In the current issue of Blood, Baharoglu et al present an important secondary analysis of the Platelet Transfusion in Cerebral Hemorrhage (PATCH) trial to evaluate the risks of platelet transfusion among patients with platelet inhibitor–associated hemorrage.1 Although platelet transfusion is recognized as an effective prophylactic and therapeutic treatment of bleeding, the sparse evidence comparing restrictive to liberal platelet transfusion strategies results in wide variations in transfusion practice.2 One area of significant controversy is the transfusion of platelets to patients with intracranial hemorrhage while taking antiplatelet therapy. The AABB platelet guidelines,3 published in 2015 before the primary PATCH trial4 results were reported, highlight the lack of data in this area and do not make a recommendation for transfusion in this clinical scenario.
Despite this apparent equipoise, the primary analysis from the PATCH trial,4 which identified a twofold increase in 3-month mortality among patients who were transfused with platelets, was highly controversial, in part due to the intrinsic desire for physicians to provide aggressive, rational treatments to patients presenting with intracranial hemorrhage.5 Had PATCH reported that platelet transfusions had no impact on patient outcomes, the finding may have been easier for many stakeholders to accept. The fact that the trial identified harm to patients who were transfused left many experienced physicians uncertain of the findings, and wondering how the provision of platelets to a bleeding patient could worsen outcomes. In an accompanying editorial,5 PATCH was critiqued for a relatively modest enrollment (n = 190), imbalance between the study arms, and stringent inclusion criteria that, as with most clinical trials, made it difficult to judge applicability of the findings to individual, real-world patients. Clinical practice guidelines published by the British Society for Haematology and the American Society of Clinical Oncology after the release of the PATCH data do not make specific, strong recommendations against transfusion in this setting, suggesting that the trial did not significantly change practice.6,7 Nonetheless, the primary analysis was clearly important, as it was the first (and only, to date) randomized clinical trial to address this question. In addition, the harm signal that was identified establishes the need to critically examine the rationale for platelet transfusion in this setting.
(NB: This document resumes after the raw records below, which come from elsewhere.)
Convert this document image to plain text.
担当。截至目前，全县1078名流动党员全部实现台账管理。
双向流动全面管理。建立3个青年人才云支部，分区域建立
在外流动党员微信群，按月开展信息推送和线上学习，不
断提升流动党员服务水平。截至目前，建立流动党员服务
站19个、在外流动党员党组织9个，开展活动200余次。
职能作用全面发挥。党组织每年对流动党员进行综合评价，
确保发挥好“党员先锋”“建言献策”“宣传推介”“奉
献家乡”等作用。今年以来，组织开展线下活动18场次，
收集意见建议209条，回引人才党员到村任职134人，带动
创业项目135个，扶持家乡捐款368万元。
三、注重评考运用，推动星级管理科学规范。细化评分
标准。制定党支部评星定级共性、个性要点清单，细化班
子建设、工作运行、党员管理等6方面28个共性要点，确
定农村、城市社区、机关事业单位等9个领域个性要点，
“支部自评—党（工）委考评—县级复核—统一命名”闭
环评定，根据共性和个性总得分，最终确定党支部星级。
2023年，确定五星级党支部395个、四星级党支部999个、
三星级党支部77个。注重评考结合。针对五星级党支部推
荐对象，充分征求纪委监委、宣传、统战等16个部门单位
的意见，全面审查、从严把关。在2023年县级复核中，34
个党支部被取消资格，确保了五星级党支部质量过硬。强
The PATCH trial demonstrated that individuals who received platelet transfusions had greater intracranial hemorrhage volume and perihematomal edema. The secondary analysis in the current issue of Blood assesses whether the increased risk associated with platelet transfusion could be due to potentially proinflammatory effects of platelets or differences in patient characteristics between the trial arms. The investigators found no differences in outcomes observed that were associated with platelet type (apheresis platelets vs buffy coat platelets) or duration of platelet storage. However, the authors show the negative outcomes associated with platelet transfusion could potentially be attributable to a lack of balance between the transfusion arm and the control arm. Patients assigned to the invention group had significantly larger intracerebral hemorrhage, perihematomal edema, and total lesion volume than those in the control group at baseline. In addition, more patients in the transfusion arm were treated with a drug regimen that results in greater platelet inhibition (dual therapy or adenosine 5′-diphosphate inhibitor therapy). These baseline differences may have increased the risk of hemorrhage expansion, irrespective of transfusion strategy, and provide a credible alternative hypothesis for the observed differences in outcomes between the study groups.
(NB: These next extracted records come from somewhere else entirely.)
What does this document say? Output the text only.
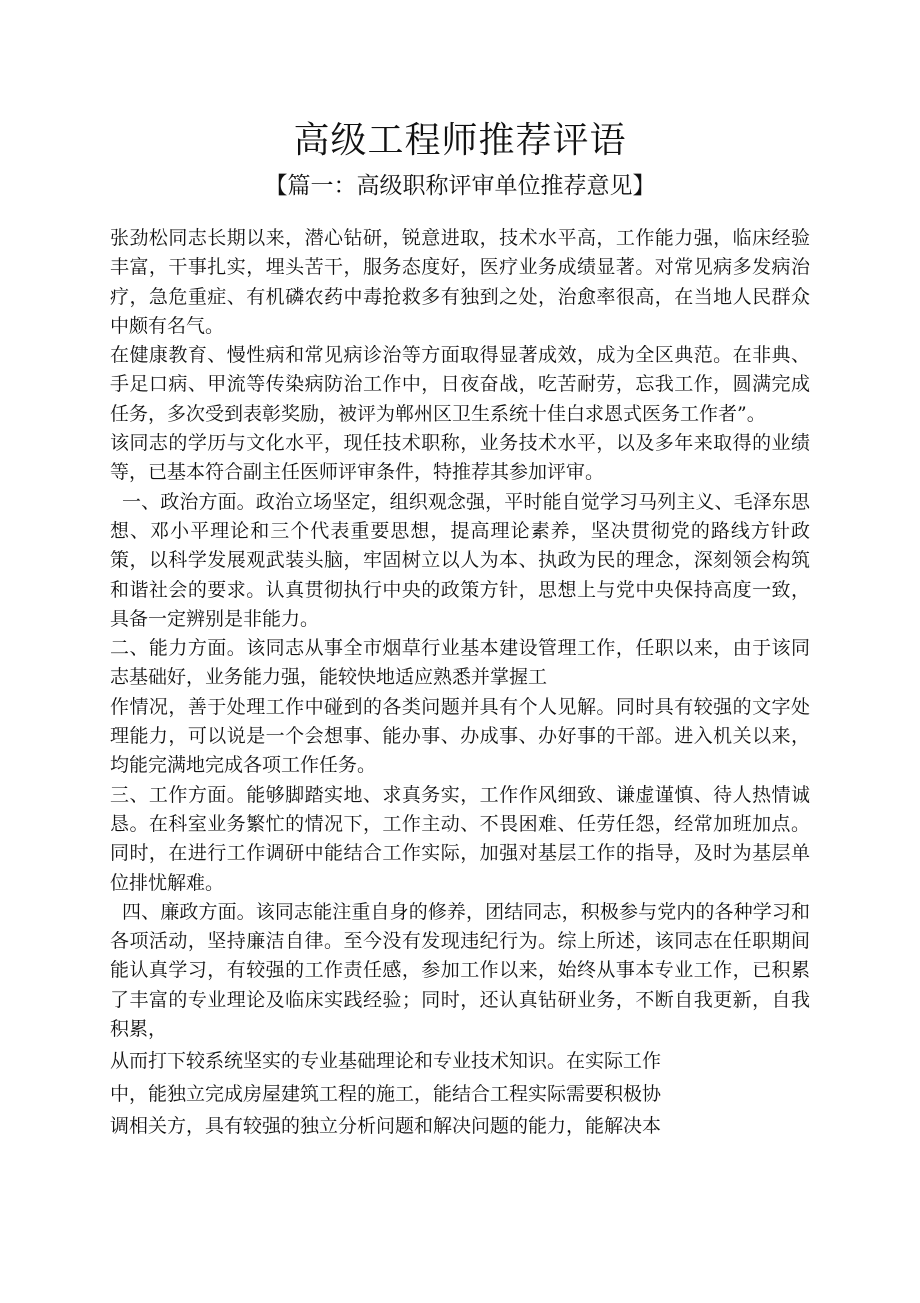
高级工程师推荐评语
【篇一：高级职称评审单位推荐意见】

张劲松同志长期以来，潜心钻研，锐意进取，技术水平高，工作能力强，临床经验丰富，干事扎实，埋头苦干，服务态度好，医疗业务成绩显著。对常见病多发病治疗，急危重症、有机磷农药中毒抢救多有独到之处，治愈率很高，在当地人民群众中颇有名气。

在健康教育、慢性病和常见病诊治等方面取得显著成效，成为全区典范。在非典、手足口病、甲流等传染病防治工作中，日夜奋战，吃苦耐劳，忘我工作，圆满完成任务，多次受到表彰奖励，被评为郸州区卫生系统十佳白求恩式医务工作者”。

该同志的学历与文化水平，现任技术职称，业务技术水平，以及多年来取得的业绩等，已基本符合副主任医师评审条件，特推荐其参加评审。

一、政治方面。政治立场坚定，组织观念强，平时能自觉学习马列主义、毛泽东思想、邓小平理论和三个代表重要思想，提高理论素养，坚决贯彻党的路线方针政策，以科学发展观武装头脑，牢固树立以人为本、执政为民的理念，深刻领会构筑和谐社会的要求。认真贯彻执行中央的政策方针，思想上与党中央保持高度一致，具备一定辨别是非能力。

二、能力方面。该同志从事全市烟草行业基本建设管理工作，任职以来，由于该同志基础好，业务能力强，能较快地适应熟悉并掌握工

作情况，善于处理工作中碰到的各类问题并具有个人见解。同时具有较强的文字处理能力，可以说是一个会想事、能办事、办成事、办好事的干部。进入机关以来，均能完满地完成各项工作任务。

三、工作方面。能够脚踏实地、求真务实，工作作风细致、谦虚谨慎、待人热情诚恳。在科室业务繁忙的情况下，工作主动、不畏困难、任劳任怨，经常加班加点。同时，在进行工作调研中能结合工作实际，加强对基层工作的指导，及时为基层单位排忧解难。

四、廉政方面。该同志能注重自身的修养，团结同志，积极参与党内的各种学习和各项活动，坚持廉洁自律。至今没有发现违纪行为。综上所述，该同志在任职期间能认真学习，有较强的工作责任感，参加工作以来，始终从事本专业工作，已积累了丰富的专业理论及临床实践经验；同时，还认真钻研业务，不断自我更新，自我积累，

从而打下较系统坚实的专业基础理论和专业技术知识。在实际工作

中，能独立完成房屋建筑工程的施工，能结合工程实际需要积极协

调相关方，具有较强的独立分析问题和解决问题的能力，能解决本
Ultimately, determination of the optimal transfusion strategy for patients who develop intracranial hemorrhage while taking antiplatelet drugs will require additional observations on the outcomes of patients who are treated with (or without) platelets, in a wide range of clinical scenarios. Perhaps one lesson from the PATCH trial is that even well-designed and expertly executed clinical trials may only take us part of the way. The best approach to answering complex clinical questions may be identified by analyzing a patchwork of clinical trial data combined with real-world observations via evaluation of large clinical datasets. At present, large quantities of important clinical data are not consistently captured by electronic medical record systems.8 In the future, we hope that the use of well-designed common data models will allow researchers to capture and organize a large amount of clinical data, including transfusion data, so that real-world observations can complement clinical trial data in the search for answers to difficult questions.
Conflict-of-interest disclosure: The authors declare no competing financial interests.